ここで日本の法務部員が特に留意すべきは、行政事件を専門的に扱う行政裁判所(Administrative Court)が、第一審として独立して存在している点です。行政裁判所は、アルメニア共和国行政訴訟法に定められた事件を管轄します。国や地方自治体を相手方とする税務、許認可、その他の行政処分に関する紛争は、この専門裁判所で審理されるため、行政関連の法的問題に直面した場合の訴訟ルートが明確に分化されています。
また、控訴審も、民事、刑事、行政の専門性が維持されており、それぞれ民事控訴裁判所、刑事控訴裁判所、行政控訴裁判所が独立して機能しています。
法令の統一的な適用を担う破毀院(Court of Cassation)
破毀院は、憲法上の正義の分野を除き、アルメニアにおける通常の事件の最高審の地位を占めています。日本の最高裁判所が最終的な法令解釈権と違憲審査権を担う「終審」であるのに対し、破毀院の役割は、日本のそれとは性質が異なります。破毀院の主要な職務は、「法律その他の規範的法的行為の統一的な適用を確保する」こと、および「人権と自由の基本的な侵害を排除する」ことです。破毀院は、これらの目的を達成するために、法律で規定された権限の範囲内で、司法判断の見直し(revision of judicial acts)を行います。
これは、個々の事件における事実認定の是非や判断の妥当性そのものよりも、法体系全体における法令解釈の一貫性を保つ(カセーション機能)ことに重点が置かれることを示しています。したがって、破毀院への上訴(破毀申立て)は、法令解釈に関する重大な争点や、基本的人権の侵害など、統一的な法的規律を必要とする場合に限定される構造であると言えます。

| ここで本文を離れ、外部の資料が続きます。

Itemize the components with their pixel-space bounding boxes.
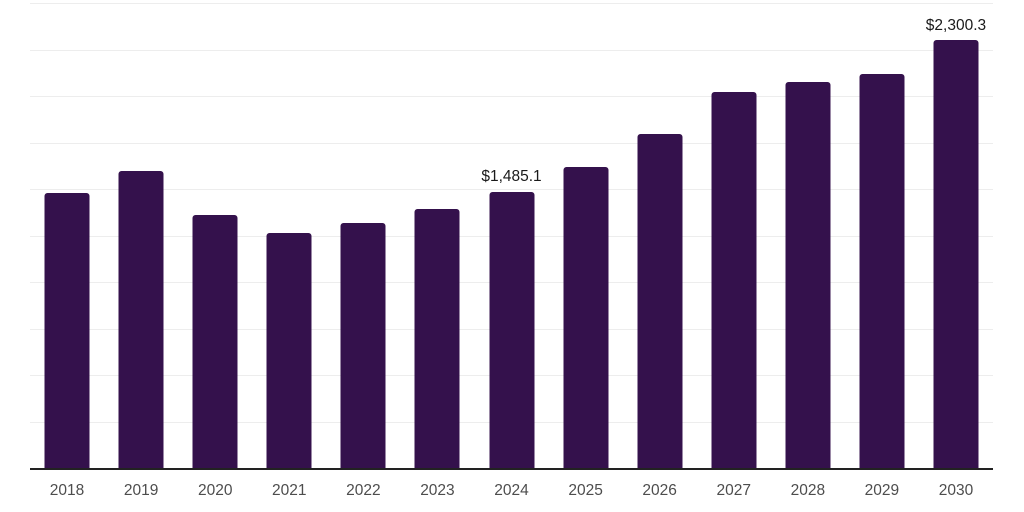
bar-2027: [711, 91, 757, 468]
x-tick-label-2020: 2020: [197, 482, 233, 499]
bar-slot-2019: [104, 3, 178, 468]
bar-2018: [44, 193, 90, 468]
bar-2021: [266, 233, 312, 468]
bar-slot-2018: [30, 3, 104, 468]
x-tick-label-2026: 2026: [642, 482, 677, 499]
data-label-2024: $1,485.1: [481, 168, 542, 186]
x-tick-label-2019: 2019: [123, 482, 159, 499]
bar-2026: [637, 134, 683, 468]
bar-slot-2030: $2,300.3: [919, 3, 993, 468]
x-tick-label-2028: 2028: [790, 482, 826, 499]
gridline: [30, 3, 993, 4]
bar-2029: [859, 73, 905, 468]
x-tick-label-2022: 2022: [346, 482, 381, 499]
x-tick-label-2029: 2029: [864, 482, 900, 499]
gridline: [30, 189, 993, 190]
bar-slot-2027: [697, 3, 771, 468]
bar-2025: [563, 166, 609, 468]
bar-2022: [340, 222, 386, 468]
bar-2028: [785, 81, 831, 468]
bar-slot-2026: [623, 3, 697, 468]
bar-slot-2029: [845, 3, 919, 468]
x-tick-label-2021: 2021: [272, 482, 307, 499]
x-axis: 2018 2019 2020 2021 2022 2023 2024 2025 2026 2027…: [30, 482, 993, 501]
bar-slot-2022: [326, 3, 400, 468]
bar-slot-2028: [771, 3, 845, 468]
bar-slot-2021: [252, 3, 326, 468]
x-tick-label-2025: 2025: [568, 482, 603, 499]
bar-slot-2023: [400, 3, 474, 468]
x-tick-label-2027: 2027: [716, 482, 751, 499]
plot-area: $1,485.1 $2,300.3: [30, 3, 993, 470]
bar-2023: [414, 209, 460, 468]
bar-slot-2020: [178, 3, 252, 468]
bar-slot-2025: [549, 3, 623, 468]
data-label-2030: $2,300.3: [925, 16, 987, 34]
bar-2020: [192, 214, 238, 468]
gridline: [30, 96, 993, 97]
x-tick-label-2023: 2023: [420, 482, 455, 499]
bar-2030: [933, 40, 979, 468]
gridline: [30, 49, 993, 51]
bar-2019: [118, 170, 164, 468]
gridline: [30, 142, 993, 144]
bar-slot-2024: $1,485.1: [474, 3, 548, 468]
bars-row: $1,485.1 $2,300.3: [30, 3, 993, 468]
x-tick-label-2018: 2018: [49, 482, 85, 499]
x-tick-label-2024: 2024: [494, 482, 529, 499]
bar-2024: [489, 191, 534, 468]
x-tick-label-2030: 2030: [938, 482, 974, 499]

憲法裁判所(Constitutional Court)による違憲審査権の排他的行使
アルメニア司法制度の最大の特徴であり、日本法との決定的な違いを生み出しているのが、破毀院とは完全に別系統の最高機関である憲法裁判所(Constitutional Court)の存在です。憲法裁判所は、アルメニアにおいて憲法上の正義を司る機関です。憲法裁判所の役割は、憲法の優位性を確保することに特化しています。憲法第100条に基づき、憲法裁判所は以下の重要な権限を有しています。
- 規範の合憲性決定:法律、国民議会の決議、大統領の布告および命令、首相の決定などが憲法に適合しているかを判断します。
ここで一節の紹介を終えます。